Features of the 15-watt Pathfinder include a single 12" speaker and a single channel with reverb and tremolo effects. The 7-tube chassis consists of three 6EU7 and one 6C4 preamp tubes, two 6V6 power tubes, and a 5Y3 rectifier tube. Aesthetically, the gray tolex covering and wheat-colored grille were consistent with most of Epiphone’s amplifiers at the time. There were approximately 3,026 of these amps shipped between 1961 and 1965, making the model one of their more popular and common. Meanwhile, Gibson shipped 13,914 of the corresponding Gibson GA-19RVT Falcon during the same time period.
The back end of the EA-28RVT Pathfinder reveals a single 12" speaker and 7-tube chassis design.
Gibson continued to offer both Gibson and Epiphone tube amplifiers through 1967, when they halted all amplifier production at their Kalamazoo plant. Other companies began building amplifiers for Gibson and Epiphone, including solid-state models that aren’t nearly as highly regarded. Since new ownership took the helm at Gibson in 1986, Epiphone has enjoyed success as Gibson’s budget/entry-level brand for both guitars and amps. In the mid 2000s, Epiphone introduced the Valve series of tube amplifiers that included the Valve Junior. These are extremely popular amps for modders thanks to their basic design and ease of mods. Currently Epiphone, for the most part, only offers a few budget solid-state models as part of their guitar/amp packages.

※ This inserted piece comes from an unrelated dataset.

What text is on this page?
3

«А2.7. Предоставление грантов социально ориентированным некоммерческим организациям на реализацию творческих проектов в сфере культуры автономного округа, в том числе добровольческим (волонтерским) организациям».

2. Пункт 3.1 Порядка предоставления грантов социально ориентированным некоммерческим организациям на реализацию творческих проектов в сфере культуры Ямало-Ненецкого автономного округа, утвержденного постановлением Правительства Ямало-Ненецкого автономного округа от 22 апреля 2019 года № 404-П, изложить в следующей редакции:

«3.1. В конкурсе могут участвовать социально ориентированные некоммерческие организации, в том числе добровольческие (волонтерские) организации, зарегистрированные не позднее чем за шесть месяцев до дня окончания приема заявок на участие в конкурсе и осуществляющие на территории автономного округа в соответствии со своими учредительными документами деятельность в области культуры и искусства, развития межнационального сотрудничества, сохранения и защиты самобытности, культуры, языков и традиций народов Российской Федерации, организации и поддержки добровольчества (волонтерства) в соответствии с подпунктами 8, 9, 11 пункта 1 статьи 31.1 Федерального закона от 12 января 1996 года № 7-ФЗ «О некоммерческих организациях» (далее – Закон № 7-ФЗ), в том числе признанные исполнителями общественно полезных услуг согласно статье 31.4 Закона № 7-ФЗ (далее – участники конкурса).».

Today, a EA-28RVT Pathfinder is valued between $400 and $500 in excellent condition. Considering that its Gibson Falcon counterpart is currently worth between $500 and $650 in excellent condition, you can get the same amplifier (at least internally) for 25 to 30 percent less. It goes to show what brand recognition can do to influence value!If your amp has been sitting for all these years, it’s a good idea to have an amp repair shop go through it to make sure it’s working like it should. Vacuum tubes wear out over time and other components can go bad as well. Spend a few bucks to get it in top-working order and you’ll ensure it’s a treasure for many years to come.